Last week, Congress approved a $2 trillion emergency relief bill to ease some of the effects of COVID-19 on the American economy. But this is just the start of recovering the economy after the pandemic; economists project that we might be heading into a major depression, and one estimate of future unemployment rates tops 30 percent.
Meanwhile, the climate crisis hasn’t gone anywhere. Emissions may have gone down a bit as factories closed and people stayed at home, but that means little if we simply return to the status quo. In fact, we could even see progress on climate scaled back. Last week, the EPA announced it was easing penalties for polluters affected by the COVID-19 response; while the order is described as temporary, some are worried about it amounting to an open-ended relaxation of environmental protections. At the same time, oil prices are low, which could lead consumers to buy gas guzzlers when they return to work. “Without measures by governments, cheaper energy always leads consumers to use it less efficiently,” writes Fatih Birol, executive director of the International Energy Agency, in a March 14 post for the IEA. “It reduces the appeal of buying more efficient cars or retrofitting homes and offices to save energy.”
That’s why Birol and others think that, moving forward, we need a climate-focused stimulus. Government investment into clean energy not only hastens transitioning away from fossil fuels, Birol argues in the IEA article, it generates jobs.
Now, a team of policy experts from universities and think tanks has moved that argument further, by drafting what might be the most detailed “green stimulus” proposal to date. In a Medium post published on March 22, the authors outline their plan. In addition to addressing the immediate impacts of the COVID-19 pandemic, “we must also begin planning our economic recovery in a way that protects us from the impact of climate change and lifts up workers and frontline communities,” they write. “Thus, we propose an ambitious Green Stimulus of at least $2 trillion that creates millions of family-sustaining green jobs, lifts standards of living, accelerates a just transition off fossil fuels, ensures a controlling stake for the public in all private sector bailout plans, and helps make our society and economy stronger and more resilient in the face of pandemic, recession, and climate emergency in the years ahead.”
After the initial influx of $2 trillion is used up, the stimulus would be renewed every year, at an amount equivalent to 4 percent of the country’s GDP (about $850 billion). This flow of cash would continue until the economy reaches net zero carbon emissions and unemployment is below 3.5 percent.
The proposal includes a host of policies designed to address eight different categories: housing, transportation, labor and manufacturing, energy, agriculture, infrastructure, public lands, public investment and innovation, and green foreign policy. The authors have all advised presidential campaigns, including Democratic candidates who made bids for the 2020 election. So, the proposal reflects a collection of their climate policies, packaged together so that members of Congress can use it to base future stimulus proposals on.
J. Mijin Cha, a coauthor of the proposal and environmental policy scientist at Occidental College, says that though a relief bill just passed, another stimulus will certainly be proposed soon. “It’s up to us to make sure that [the new stimulus] centers on workers, communities, and the climate,” says Cha, explaining that the policies on their proposal the lay the framework for a transition that would helps worker in fossil-fuel centered industries find good jobs in the shift to a carbon-free economy.
Among its numerous policies, the proposal has a big focus on public-facing, visible projects. One of the priorities is that of addressing the maintenance backlogs of the National Parks Service and U.S. Forest Service, says Ayana Elizabeth Johnson, another coauthor on the proposal and marine biologist who advised Elizabeth Warren’s climate plans. Another example is a “Fix It First” mandate for infrastructure, requiring that new transportation funds be used for repairing existing bridges, roads, and other facilities. Importantly, this includes retrofitting existing roads with measures like dedicated bike and bus lanes. Cha says that this mandate creates jobs and advances climate and energy goals at the same time. “These programs create jobs immediately and very publicly,” she says. “So you will know how you benefited from the investment of these stimulus ideas.”

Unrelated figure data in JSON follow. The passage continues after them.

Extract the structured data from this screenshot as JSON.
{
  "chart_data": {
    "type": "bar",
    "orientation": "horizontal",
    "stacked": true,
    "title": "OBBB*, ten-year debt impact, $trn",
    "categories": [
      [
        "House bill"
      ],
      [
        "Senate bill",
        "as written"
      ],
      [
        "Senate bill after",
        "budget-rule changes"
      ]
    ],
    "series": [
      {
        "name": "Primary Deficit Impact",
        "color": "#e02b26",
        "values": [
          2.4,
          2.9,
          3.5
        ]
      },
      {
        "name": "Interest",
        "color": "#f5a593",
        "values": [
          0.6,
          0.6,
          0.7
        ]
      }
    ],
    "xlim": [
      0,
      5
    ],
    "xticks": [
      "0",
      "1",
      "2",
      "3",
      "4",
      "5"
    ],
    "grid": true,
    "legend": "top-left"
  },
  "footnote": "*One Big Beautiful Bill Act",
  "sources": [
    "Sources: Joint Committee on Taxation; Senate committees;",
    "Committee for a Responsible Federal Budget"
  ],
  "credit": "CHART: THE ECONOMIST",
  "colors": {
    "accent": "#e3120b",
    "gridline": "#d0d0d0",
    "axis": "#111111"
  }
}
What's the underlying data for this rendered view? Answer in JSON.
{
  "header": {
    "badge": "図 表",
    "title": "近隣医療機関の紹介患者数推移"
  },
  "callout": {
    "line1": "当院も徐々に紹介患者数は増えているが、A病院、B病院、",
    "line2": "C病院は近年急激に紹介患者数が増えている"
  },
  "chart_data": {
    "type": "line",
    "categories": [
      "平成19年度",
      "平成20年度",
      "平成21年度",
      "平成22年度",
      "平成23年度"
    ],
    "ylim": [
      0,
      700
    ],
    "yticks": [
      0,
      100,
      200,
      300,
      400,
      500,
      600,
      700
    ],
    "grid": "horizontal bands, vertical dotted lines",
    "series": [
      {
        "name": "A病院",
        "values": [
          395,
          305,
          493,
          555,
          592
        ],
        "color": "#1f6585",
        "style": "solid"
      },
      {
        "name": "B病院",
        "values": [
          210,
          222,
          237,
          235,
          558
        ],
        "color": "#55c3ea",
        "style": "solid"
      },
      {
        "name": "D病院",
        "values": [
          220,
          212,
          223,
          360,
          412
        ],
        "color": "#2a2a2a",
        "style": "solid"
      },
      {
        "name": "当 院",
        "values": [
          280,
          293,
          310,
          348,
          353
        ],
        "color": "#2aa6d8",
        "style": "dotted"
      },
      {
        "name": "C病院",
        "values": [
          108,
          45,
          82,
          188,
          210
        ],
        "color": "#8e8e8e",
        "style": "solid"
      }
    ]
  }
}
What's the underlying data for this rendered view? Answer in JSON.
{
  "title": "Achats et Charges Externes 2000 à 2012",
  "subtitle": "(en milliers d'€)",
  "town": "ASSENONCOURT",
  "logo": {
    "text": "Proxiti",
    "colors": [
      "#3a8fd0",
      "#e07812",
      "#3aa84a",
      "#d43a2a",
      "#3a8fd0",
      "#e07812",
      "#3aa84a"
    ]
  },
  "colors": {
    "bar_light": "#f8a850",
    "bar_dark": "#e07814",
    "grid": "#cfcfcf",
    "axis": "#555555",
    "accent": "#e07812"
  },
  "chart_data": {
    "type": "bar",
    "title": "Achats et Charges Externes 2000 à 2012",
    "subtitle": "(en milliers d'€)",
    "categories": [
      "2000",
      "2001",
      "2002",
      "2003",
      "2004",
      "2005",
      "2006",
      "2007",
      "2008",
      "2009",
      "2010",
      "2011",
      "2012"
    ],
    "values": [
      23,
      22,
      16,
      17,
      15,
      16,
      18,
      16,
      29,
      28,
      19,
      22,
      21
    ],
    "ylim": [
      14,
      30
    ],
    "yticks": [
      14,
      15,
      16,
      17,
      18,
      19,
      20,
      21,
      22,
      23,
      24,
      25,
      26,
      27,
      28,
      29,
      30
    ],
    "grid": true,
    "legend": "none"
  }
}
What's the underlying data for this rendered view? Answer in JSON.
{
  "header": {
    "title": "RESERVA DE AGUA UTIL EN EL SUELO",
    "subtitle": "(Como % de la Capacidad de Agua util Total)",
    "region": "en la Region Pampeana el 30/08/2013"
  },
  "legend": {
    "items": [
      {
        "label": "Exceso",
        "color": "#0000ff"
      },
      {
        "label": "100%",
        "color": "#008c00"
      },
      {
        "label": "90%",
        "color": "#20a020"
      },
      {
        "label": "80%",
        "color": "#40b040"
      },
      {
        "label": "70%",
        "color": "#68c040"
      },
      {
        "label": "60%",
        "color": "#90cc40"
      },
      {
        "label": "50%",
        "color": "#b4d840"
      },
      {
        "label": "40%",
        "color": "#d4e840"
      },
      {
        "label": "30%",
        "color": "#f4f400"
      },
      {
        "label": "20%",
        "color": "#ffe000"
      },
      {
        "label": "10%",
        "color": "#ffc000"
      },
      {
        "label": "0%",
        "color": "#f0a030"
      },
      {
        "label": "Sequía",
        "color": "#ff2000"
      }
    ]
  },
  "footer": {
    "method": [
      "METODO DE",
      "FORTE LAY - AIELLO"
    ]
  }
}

This is in contrast to the 2009 American Recovery and Reinvestment Act stimulus, says coauthor Billy Fleming, who directs the Ian L. McHarg Center at the University of Pennsylvania and is a senior fellow at Data for Progress. That bill, he says, was not only too small but also ended up funding a number of projects that weren’t visible and had little public enthusiasm behind them.
Johnson adds that the proposal also includes provisions for ramping up clean energy research funding. While there are a number of ways to address the climate crisis right now, that doesn’t mean we should not continue to improve technology, she says. That’s why one policy in the proposal suggests boosting funds to ARPA E, the U.S. government agency performing energy research, by up to 100 times. “In order to address the climate crisis, we do still need to be thinking about better ways to do things, thinking about offshore wind, offshore solar, and biofuels and all of these things,” says Johnson. “There’s still a lot of room for innovation.”
Now, the team is working on getting the word out and talking with interested legislators. They’ve heard from several offices in Congress, and are having near-daily conversations on the proposed policies, says Fleming. “We’re doing all the things we can to make sure the case is as strong as possible for these ideas.”